I too experienced the same problem with my low-traffic app and here is the practical solution that almost always prevents my users to face a cold start :
- 1 resident F4 instance
- pending latency to 15 sec
- i worked so that my warmup request are as fast as possible (under 10 sec), still quite long cause i use the frameWork Play (Java)
- and when i really don t want to have any problems i create fake traffic by pinging my app.
With this config, the resident usually serves around 50 requests, during that time, a dynamic instance receives a warmup and then start serving.
I have a simple app running on App Engine but I'm having odd problems with latency. It's a Python 2.7 app and a loading request takes between 1.5 and 10 secs (I guess depending on how GAE is feeling). This is a low traffic site right now, so previously GAE was sitting with no idle instances and most request were loading requests, resulting in a long wait time on the first page view.
I've tried configuring the minimum number of idle instances to "1" so that these infrequent page views can immediately hit a warm instance.
However, I've seen several cases now where even with one instance sitting unused, GAE will route an incoming request to a loading instance, leaving the warm instance untouched:
gae dashboard showing odd scheduling
How can I prevent this from happening? I feel I must be understanding something wrong, because I certainly don't expect this behavior.
Update: Also, what makes this even less comprehensible is that the app has threadsafe enabled, so I really don't understand why GAE would get flustered and spin up an instance for a single, lone request.
Actually, I believe this is normal behavior.
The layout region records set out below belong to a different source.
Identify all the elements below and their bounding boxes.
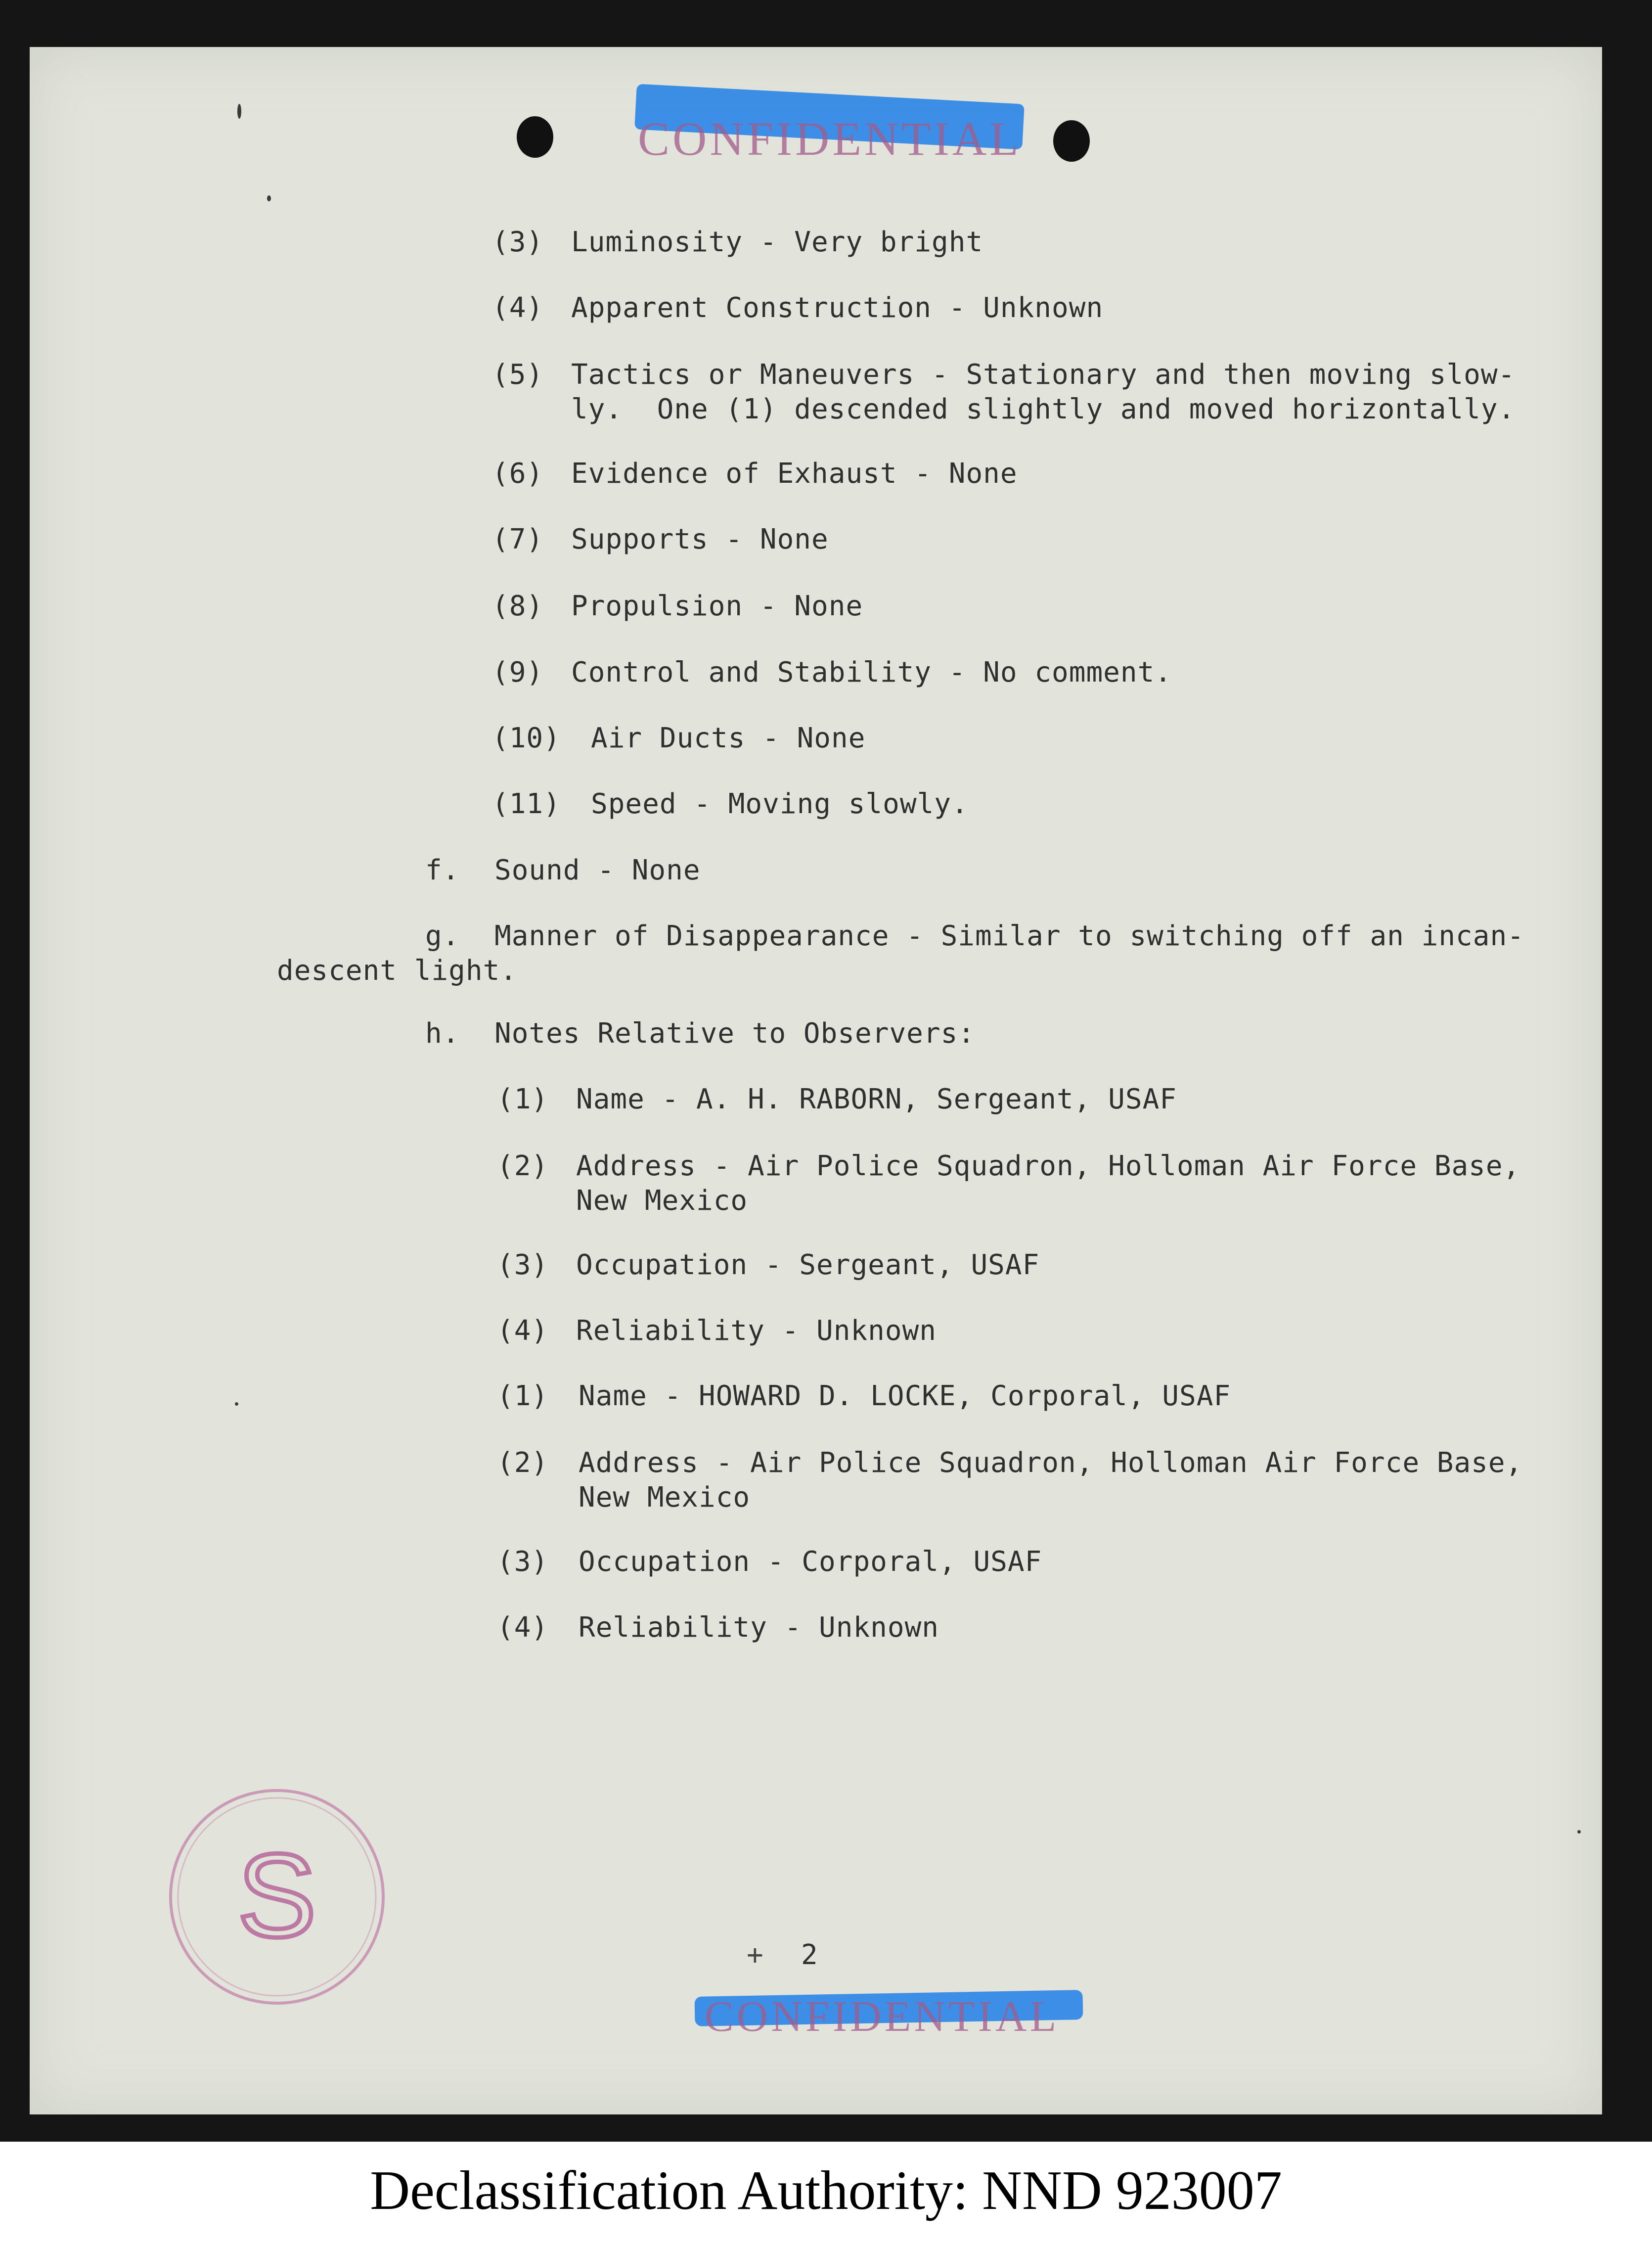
speck [267, 195, 271, 201]
circled-s-stamp [161, 1781, 393, 2013]
obs-text: Luminosity - Very bright [571, 226, 983, 258]
obs-num: (10) [492, 722, 561, 754]
obs-num: (8) [492, 590, 544, 622]
obs-num: (6) [492, 458, 544, 490]
obs-num: (9) [492, 656, 544, 688]
obs-text: Supports - None [571, 523, 829, 555]
observer2-num: (4) [497, 1611, 549, 1644]
obs-text: Control and Stability - No comment. [571, 656, 1172, 688]
obs-num: (3) [492, 226, 544, 258]
observer1-occupation: Occupation - Sergeant, USAF [576, 1249, 1040, 1281]
page-number-cross: + [747, 1939, 764, 1971]
observer2-address: Address - Air Police Squadron, Holloman Air Force Base, [579, 1447, 1523, 1479]
observer2-address-cont: New Mexico [579, 1481, 751, 1514]
obs-text: Propulsion - None [571, 590, 863, 622]
punch-hole-left [517, 116, 553, 158]
section-letter-f: f. [425, 854, 460, 886]
obs-text: Tactics or Maneuvers - Stationary and then moving slow- [571, 359, 1516, 391]
observer2-reliability: Reliability - Unknown [579, 1611, 939, 1644]
observer2-name: Name - HOWARD D. LOCKE, Corporal, USAF [579, 1380, 1231, 1412]
section-letter-h: h. [425, 1017, 460, 1050]
classification-stamp-bottom: CONFIDENTIAL [705, 1993, 1060, 2041]
observer1-address-cont: New Mexico [576, 1185, 748, 1217]
observer1-num: (4) [497, 1315, 549, 1347]
observer1-name: Name - A. H. RABORN, Sergeant, USAF [576, 1083, 1177, 1115]
obs-num: (5) [492, 359, 544, 391]
obs-text-cont: ly. One (1) descended slightly and moved horizontally. [571, 393, 1516, 425]
document-page [30, 47, 1602, 2114]
obs-num: (4) [492, 292, 544, 324]
section-f-text: Sound - None [494, 854, 701, 886]
classification-stamp-top: CONFIDENTIAL [638, 112, 1022, 165]
declassification-footer: Declassification Authority: NND 923007 [370, 2160, 1282, 2221]
observer2-occupation: Occupation - Corporal, USAF [579, 1546, 1042, 1578]
obs-num: (11) [492, 788, 561, 820]
punch-hole-right [1053, 120, 1090, 162]
obs-text: Air Ducts - None [591, 722, 866, 754]
section-letter-g: g. [425, 920, 460, 952]
speck [237, 104, 241, 119]
obs-num: (7) [492, 523, 544, 555]
observer1-address: Address - Air Police Squadron, Holloman Air Force Base, [576, 1150, 1520, 1182]
observer2-num: (1) [497, 1380, 549, 1412]
obs-text: Speed - Moving slowly. [591, 788, 969, 820]
section-g-text-cont: descent light. [277, 955, 518, 987]
observer1-num: (3) [497, 1249, 549, 1281]
observer1-num: (2) [497, 1150, 549, 1182]
observer2-num: (3) [497, 1546, 549, 1578]
section-g-text: Manner of Disappearance - Similar to switching off an incan- [494, 920, 1524, 952]
observer1-num: (1) [497, 1083, 549, 1115]
observer1-reliability: Reliability - Unknown [576, 1315, 937, 1347]
speck [235, 1402, 238, 1406]
page-number: 2 [801, 1939, 818, 1971]
section-h-text: Notes Relative to Observers: [494, 1017, 976, 1050]
speck [1577, 1830, 1581, 1834]
stamp-letter: S [237, 1829, 317, 1962]
obs-text: Apparent Construction - Unknown [571, 292, 1104, 324]
obs-text: Evidence of Exhaust - None [571, 458, 1018, 490]
observer2-num: (2) [497, 1447, 549, 1479]
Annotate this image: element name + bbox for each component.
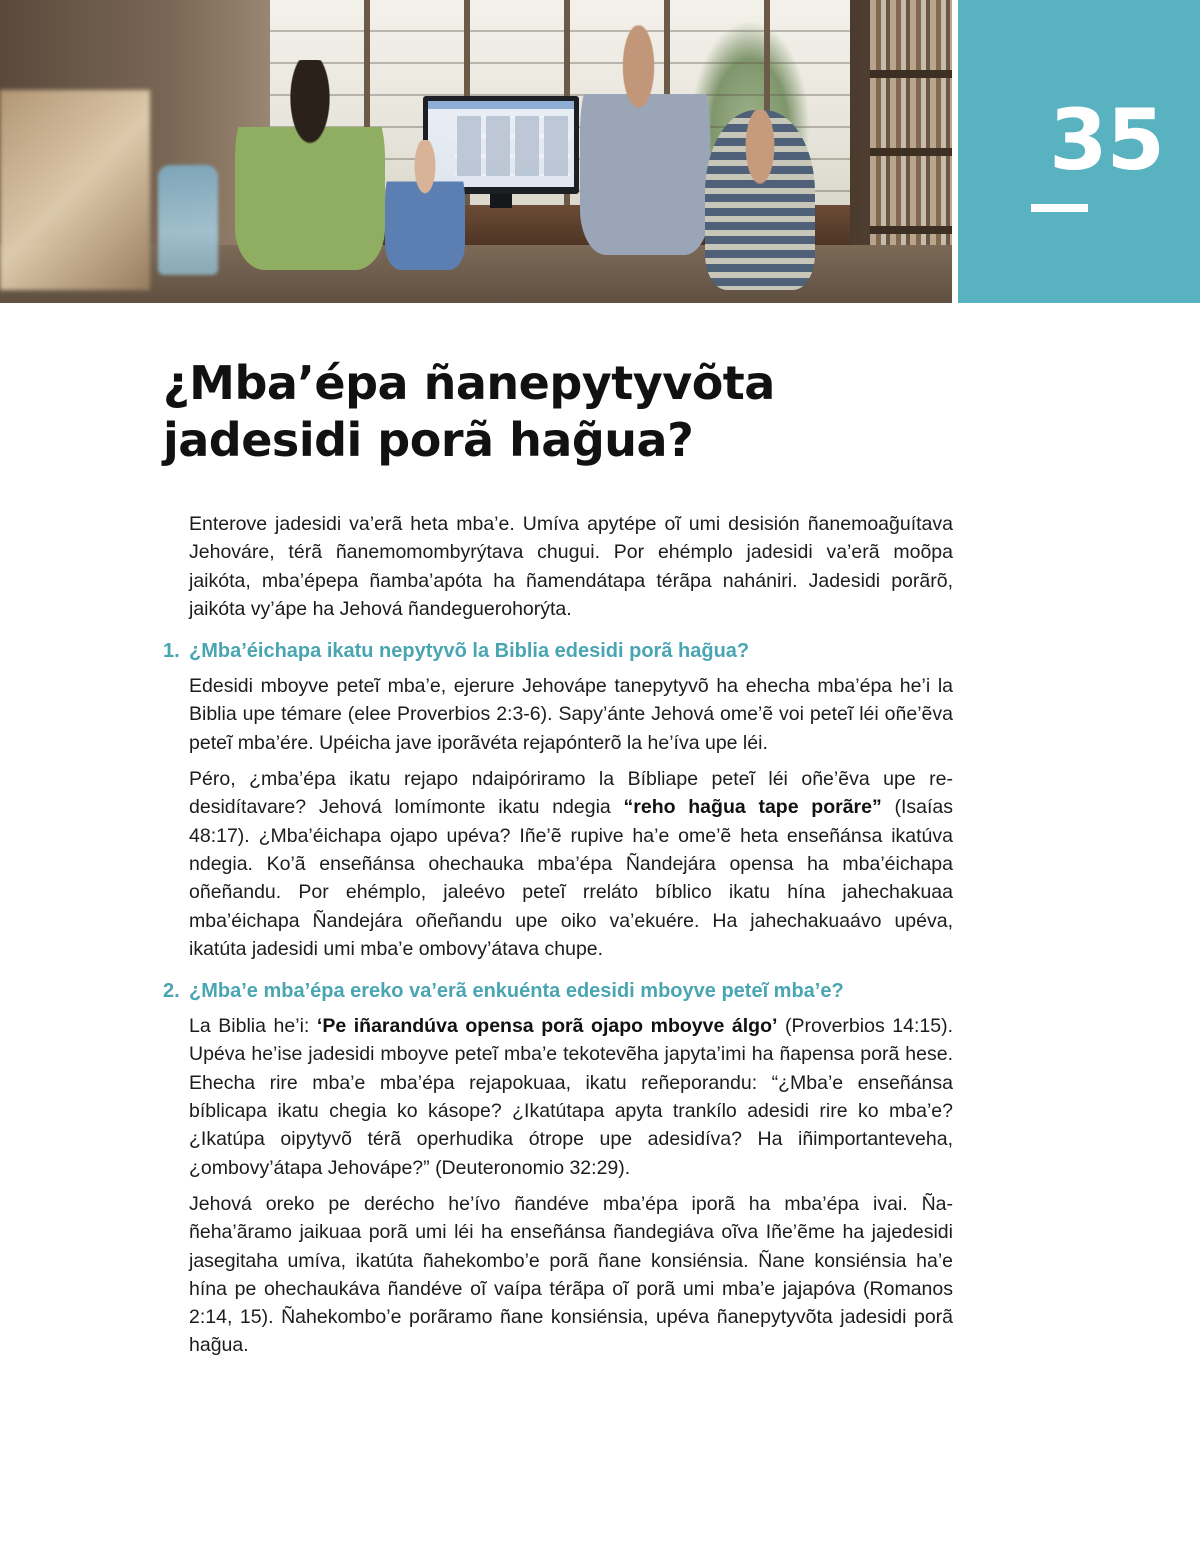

Idle instances are supposed to guarantee a minimum number of instances always available (for spiky load).
So, when some requests start coming in, they are initially served by idle instances, but at the same time AE scheduler will start launching new instances to always guarantee the same amount of idle instances even during suddenly increased load. That is, to "cover" for those idle instances that became busy serving requests.
It is described in details on Adjusting Application Performance page.
Arrrgh! Suffer from this myself. This topic-area has come up in several threads (GAE groups & SO). If someone can dial-in the settings for a low-traffic site (billing on/off), that would be a real benefit. IIRC, someone with what I think is deep GAE experience noted in one thread that the Scheduler does not do well with very low volume apps. I have also seen wildly different startup times within a relatively short period of time. Painful to see a spinup take 700ms then 7000ms just a few minutes later. Overall the issue is not so much the cost to me, but more so the waste of infrastructure resources. In testing I've had two instances running despite having pinged the app with an RPC once every few minutes. If 50k other developers are similarly testing, that could accumulate into a significant waste.